On the same night as Giles visits, entries have to be in for the Sport and Photojournalism competition. The rules for this competition state that sports photography covers all kinds of sport; a sport image is often, but not always, an action shot. For this competition, photojournalism is taken as meaning an image that tells a story, documenting an aspect of human life. It includes both news stories, not necessarily current, and social documentary images. Images may be in colour or monochrome. Entries should be accompanied by an entry form giving details of your contributions including title, membership number and whether it is a digital entry, a print or a digital copy of a print entry. Forms can be downloaded from our web-site.

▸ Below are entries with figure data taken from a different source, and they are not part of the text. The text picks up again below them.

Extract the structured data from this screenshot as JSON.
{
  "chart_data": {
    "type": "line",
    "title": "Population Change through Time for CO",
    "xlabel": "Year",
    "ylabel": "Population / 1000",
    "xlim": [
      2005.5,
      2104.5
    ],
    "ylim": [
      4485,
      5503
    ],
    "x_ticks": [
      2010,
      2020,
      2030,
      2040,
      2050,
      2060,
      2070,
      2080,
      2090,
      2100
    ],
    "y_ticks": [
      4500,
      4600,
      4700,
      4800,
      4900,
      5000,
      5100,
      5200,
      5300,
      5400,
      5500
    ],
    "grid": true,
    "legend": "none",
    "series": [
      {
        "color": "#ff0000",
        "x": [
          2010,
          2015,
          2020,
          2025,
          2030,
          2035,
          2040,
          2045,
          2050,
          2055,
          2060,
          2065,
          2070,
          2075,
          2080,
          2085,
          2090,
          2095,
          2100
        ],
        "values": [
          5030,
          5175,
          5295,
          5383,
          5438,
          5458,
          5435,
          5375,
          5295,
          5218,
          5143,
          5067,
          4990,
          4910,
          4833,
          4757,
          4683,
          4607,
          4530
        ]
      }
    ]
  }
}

On Saturday, February 27th we are holding a public event when internationally acknowledged filmmaker and photographer, Michael Pitts, presents ‘In at the Deep End: Capturing Detail and Drama Underwater’. Michael has won Emmy awards, particularly for filming some of the most memorable David Attenborough programmes, including The Private Life of Plants and The Blue Planet. It promises to be a great afternoon at Ripon Grammar School with tickets priced at £10 for adults and £7 for 16’s and Under. It all starts at 2pm and tickets will shortly be available from Alan’s Gallery, 19 Kirkgate, G Craggs, 3 Moss’s Arcade and David Harrison Picture Framing, 35 Bondgate, all in Ripon or from an RCPS member. Tickets by post can be obtained with an SAE and a cheque payable to RCPS and sent to c/o14 Mallorie Close, Ripon, HG4 2QE.

The Annual Awards Night and Dinner for members and partners/guests has been changed from the advertised date, (which no one noticed is Easter Monday!), to Monday, 11th April at the Black Lion, Skelton and the menu has been sent via email.